The Agent configuration in this playbook send metrics and logs from the linux hosts to your Prometheus and Loki data sources.
Refer to the [Grafana Ansible documentation](https://github.com/grafana/grafana-ansible-collection/tree/main/roles/grafana_agent#role-variables) to understand the other variables you can pass to the `grafana_agent` role.
When deploying the Agent across multiple instances for monitoring them, It is essential that the Agent is able to auto-detect the hostname for ease in monitoring.
Notice that the label `instance` has been set to the value `${HOSTNAME:-default}`, which is substituted by the value of the HOSTNAME environment variable in the Linux host.
To read more about the variable substitution, refer to the Grafana Agent [node_exporter_config](https://grafana.com/docs/agent/latest/configuration/integrations/node-exporter-config/) documentation.
1. To run the playbook, run this command:
```
ansible-playbook deploy-agent.yml
```
> **Note:** You can place the `deploy-agent.yml`, `ansible.cfg` and `inventory` files in different directories based on your needs.
## Check that logs and metrics are being ingested into Prometheus and Loki
Logs and metrics will soon be available in Grafana if your Promtheus and Loki datasources are added.
To test this, use the Explore feature.
Click the Explore icon (compass icon) in the vertical navigation bar.
### Check logs
To check logs:
1. Use the dropdown menu at the top of the page to select your Loki logs data source.
1. In the log browser, run the query `{instance="centos-01"}` where centos-01 is the hostname of one of the Linux hosts.

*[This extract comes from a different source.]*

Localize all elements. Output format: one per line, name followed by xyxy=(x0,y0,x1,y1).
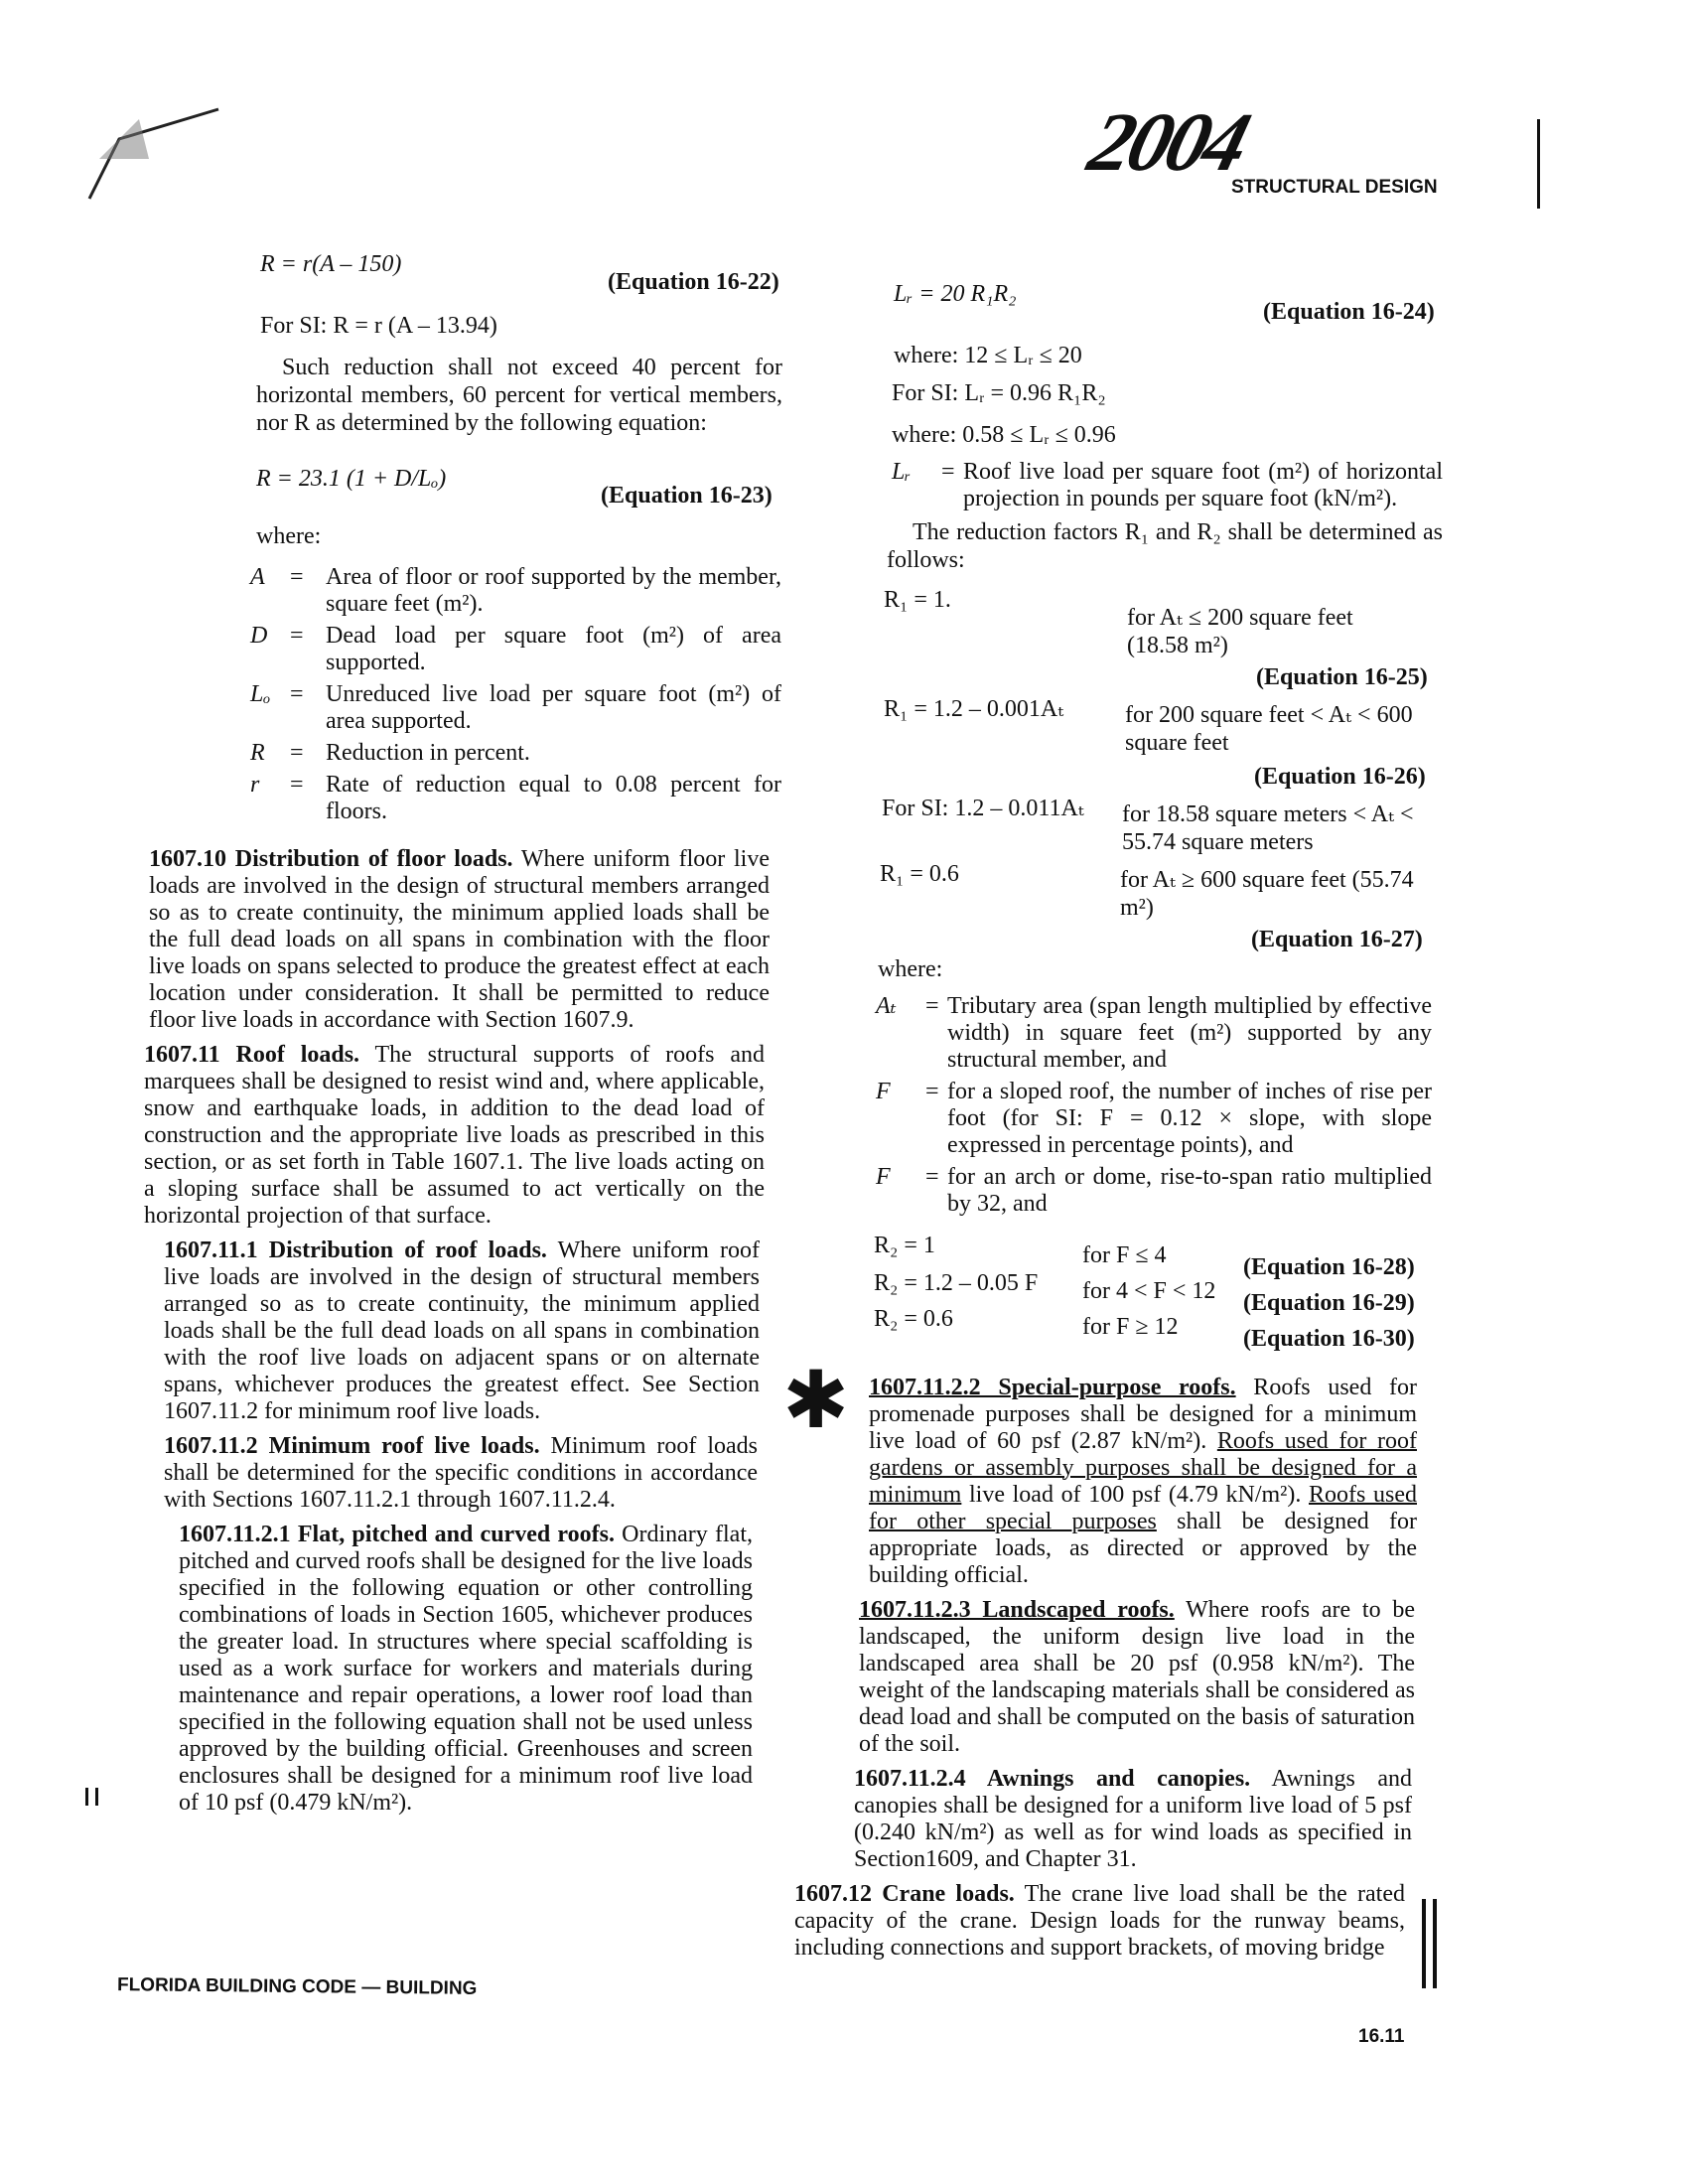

If you see log lines (shown in the example below), logs are being received.
![Logs](https://grafana.com/static/assets/img/blog/ansible-to-manage-agent1.png)
If no log lines appear, logs are not being collected.
### Check metrics
To check metrics:
1. Use the dropdown menu at the top of the page to select your Prometheus data source.
1. Run the query `{instance="centos-01"}` where centos-01 is the hostname of one of the Linux hosts.
If you see a metrics graph and table (shown in the example below), metrics are being received.
![Metrics](https://grafana.com/static/assets/img/blog/ansible-to-manage-agent2.png)
If no metrics appear, metrics are not being collected.
### View dashboards
Now that you have logs and metrics in Grafana, you can use dashboards to view them.
Here's an example of one of the prebuilt dashboards included with the Linux integration in Grafana Cloud:
![Dashboard](https://grafana.com/static/assets/img/blog/ansible-to-manage-agent3.png)
Using the **Instance** dropdown in the dashboard, you can select from the hostnames where you deployed Grafana Agent and start monitoring them.